監査役は、当該会社の業務及び財産の状況の調査をすることができる。
監査役は、当該会社の取締役・使用人、子会社の取締役を兼ねることができないが、子会社の使用人については兼ねることができる。
監査役は、取締役が法令に違反する行為をするおそれがある場合において、当該行為によって当該会社に著しい損害が生ずるおそれがあるときであっても、監査役会の決議を経なければ、当該行為の差止めを請求することができない。
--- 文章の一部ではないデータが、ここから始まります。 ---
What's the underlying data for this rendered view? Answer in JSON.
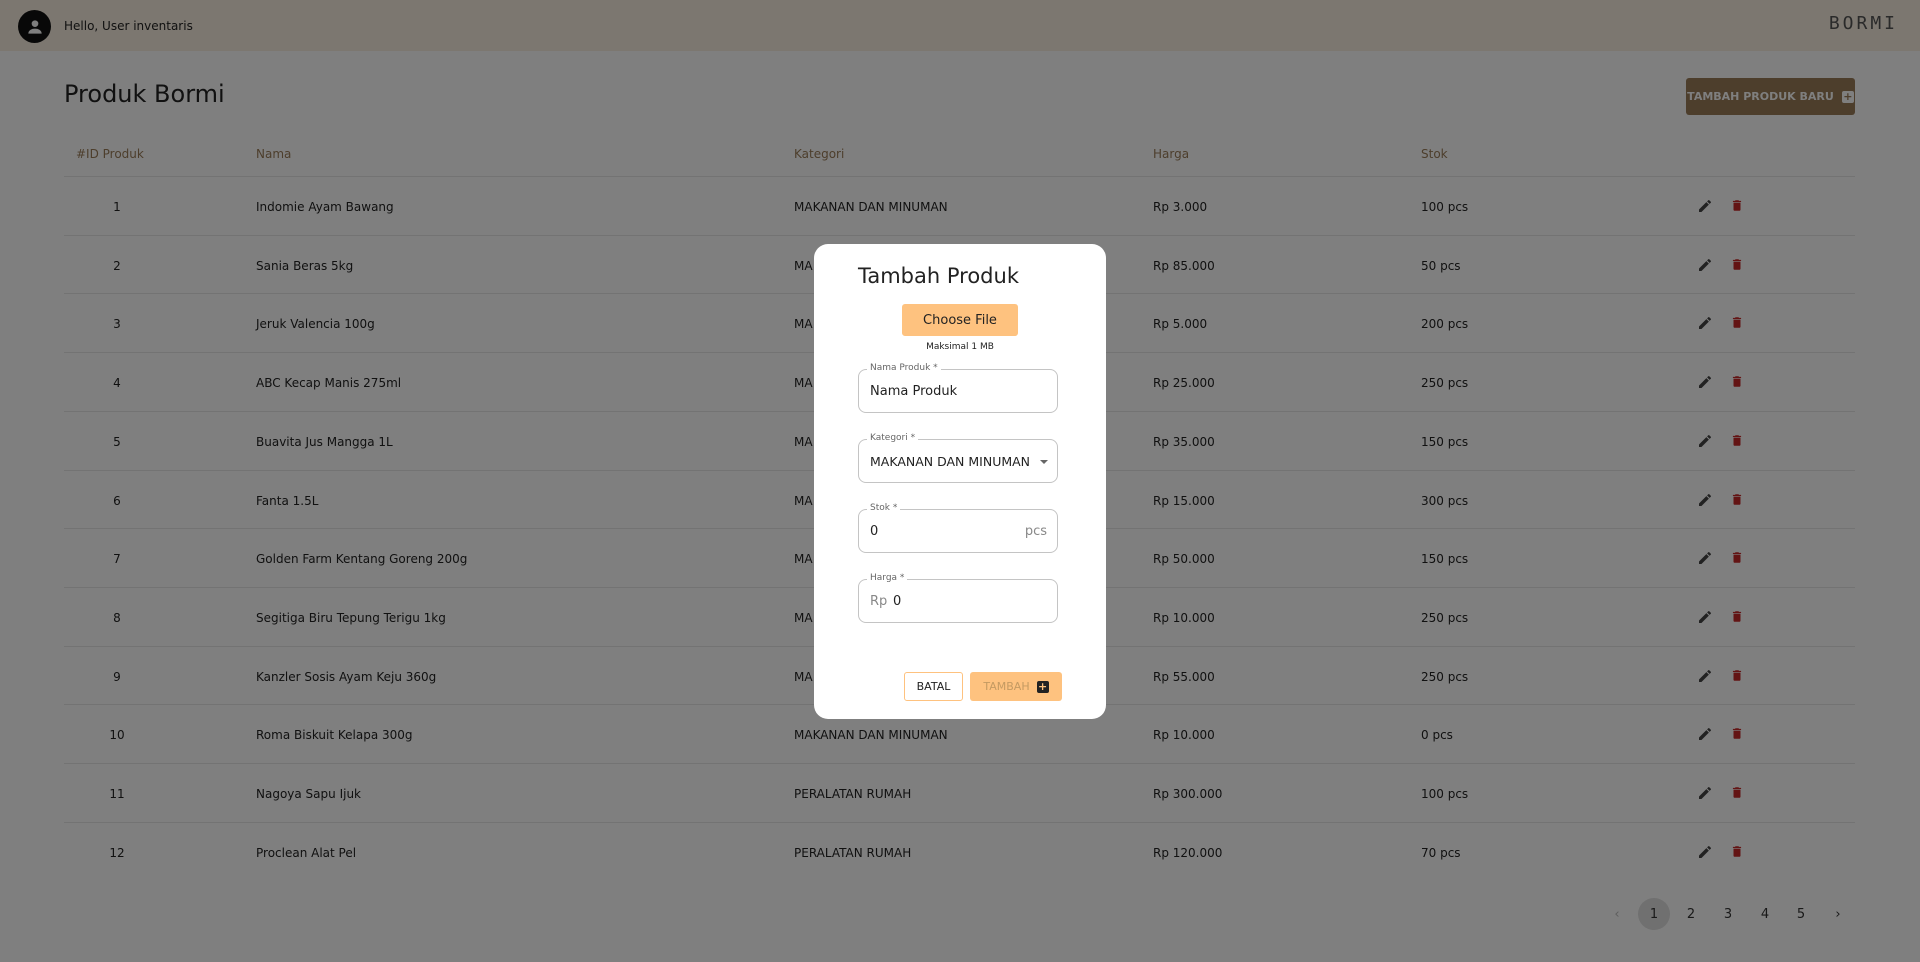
{
  "header": {
    "greeting": "Hello, User inventaris",
    "brand": "BORMI"
  },
  "page": {
    "title": "Produk Bormi",
    "add_button_label": "TAMBAH PRODUK BARU"
  },
  "table": {
    "columns": [
      "#ID Produk",
      "Nama",
      "Kategori",
      "Harga",
      "Stok"
    ],
    "rows": [
      {
        "id": "1",
        "nama": "Indomie Ayam Bawang",
        "kategori": "MAKANAN DAN MINUMAN",
        "harga": "Rp 3.000",
        "stok": "100 pcs"
      },
      {
        "id": "2",
        "nama": "Sania Beras 5kg",
        "kategori": "MA",
        "harga": "Rp 85.000",
        "stok": "50 pcs"
      },
      {
        "id": "3",
        "nama": "Jeruk Valencia 100g",
        "kategori": "MA",
        "harga": "Rp 5.000",
        "stok": "200 pcs"
      },
      {
        "id": "4",
        "nama": "ABC Kecap Manis 275ml",
        "kategori": "MA",
        "harga": "Rp 25.000",
        "stok": "250 pcs"
      },
      {
        "id": "5",
        "nama": "Buavita Jus Mangga 1L",
        "kategori": "MA",
        "harga": "Rp 35.000",
        "stok": "150 pcs"
      },
      {
        "id": "6",
        "nama": "Fanta 1.5L",
        "kategori": "MA",
        "harga": "Rp 15.000",
        "stok": "300 pcs"
      },
      {
        "id": "7",
        "nama": "Golden Farm Kentang Goreng 200g",
        "kategori": "MA",
        "harga": "Rp 50.000",
        "stok": "150 pcs"
      },
      {
        "id": "8",
        "nama": "Segitiga Biru Tepung Terigu 1kg",
        "kategori": "MA",
        "harga": "Rp 10.000",
        "stok": "250 pcs"
      },
      {
        "id": "9",
        "nama": "Kanzler Sosis Ayam Keju 360g",
        "kategori": "MA",
        "harga": "Rp 55.000",
        "stok": "250 pcs"
      },
      {
        "id": "10",
        "nama": "Roma Biskuit Kelapa 300g",
        "kategori": "MAKANAN DAN MINUMAN",
        "harga": "Rp 10.000",
        "stok": "0 pcs"
      },
      {
        "id": "11",
        "nama": "Nagoya Sapu Ijuk",
        "kategori": "PERALATAN RUMAH",
        "harga": "Rp 300.000",
        "stok": "100 pcs"
      },
      {
        "id": "12",
        "nama": "Proclean Alat Pel",
        "kategori": "PERALATAN RUMAH",
        "harga": "Rp 120.000",
        "stok": "70 pcs"
      }
    ]
  },
  "pagination": {
    "pages": [
      "1",
      "2",
      "3",
      "4",
      "5"
    ],
    "current": "1",
    "prev_icon": "chevron-left-icon",
    "next_icon": "chevron-right-icon"
  },
  "modal": {
    "title": "Tambah Produk",
    "choose_file_label": "Choose File",
    "file_note": "Maksimal 1 MB",
    "nama": {
      "label": "Nama Produk *",
      "value": "Nama Produk"
    },
    "kategori": {
      "label": "Kategori *",
      "value": "MAKANAN DAN MINUMAN"
    },
    "stok": {
      "label": "Stok *",
      "value": "0",
      "suffix": "pcs"
    },
    "harga": {
      "label": "Harga *",
      "prefix": "Rp",
      "value": "0"
    },
    "cancel_label": "BATAL",
    "submit_label": "TAMBAH"
  },
  "colors": {
    "accent": "#9a7c58",
    "modal_accent": "#fec27f",
    "delete": "#c62828",
    "header_bg": "#f8efe1"
  }
}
出典:中小企業診断協会|2023年度 第1次試験問題|経営法務(PDF)


解答

正解:イ


解説

ア:✕
 監査役の報酬は、定款に定めがない場合、株主総会の決議によって定める必要がある。取締役会の決議では定めることができないため、本肢は誤り。

イ:〇
 監査役は、会社の業務および財産の状況について調査する権限を有している。これは監査役の職務遂行に必要な権限として会社法上認められており、正しい記述である。

ウ:✕
 監査役は、当該会社およびその子会社の取締役・使用人を兼ねることはできない。子会社の使用人についても兼任不可であるため、本肢は誤り。

エ:✕
 監査役は、一定の要件を満たせば、監査役会の決議を経ることなく、取締役の違法行為に対して差止め請求をすることができる。差止め請求に監査役会の決議が必須とする本肢は誤り。


学習のポイント

  • 監査役の報酬は株主総会の決議事項であり、取締役会では定められない。
  • 監査役は業務・財産の調査権限を有しており、監査の実効性確保に不可欠。
  • 兼任禁止の範囲は、当該会社だけでなく子会社にも及ぶ点に注意。
  • 差止め請求は監査役個人でも可能であり、監査役会の決議は不要な場合がある。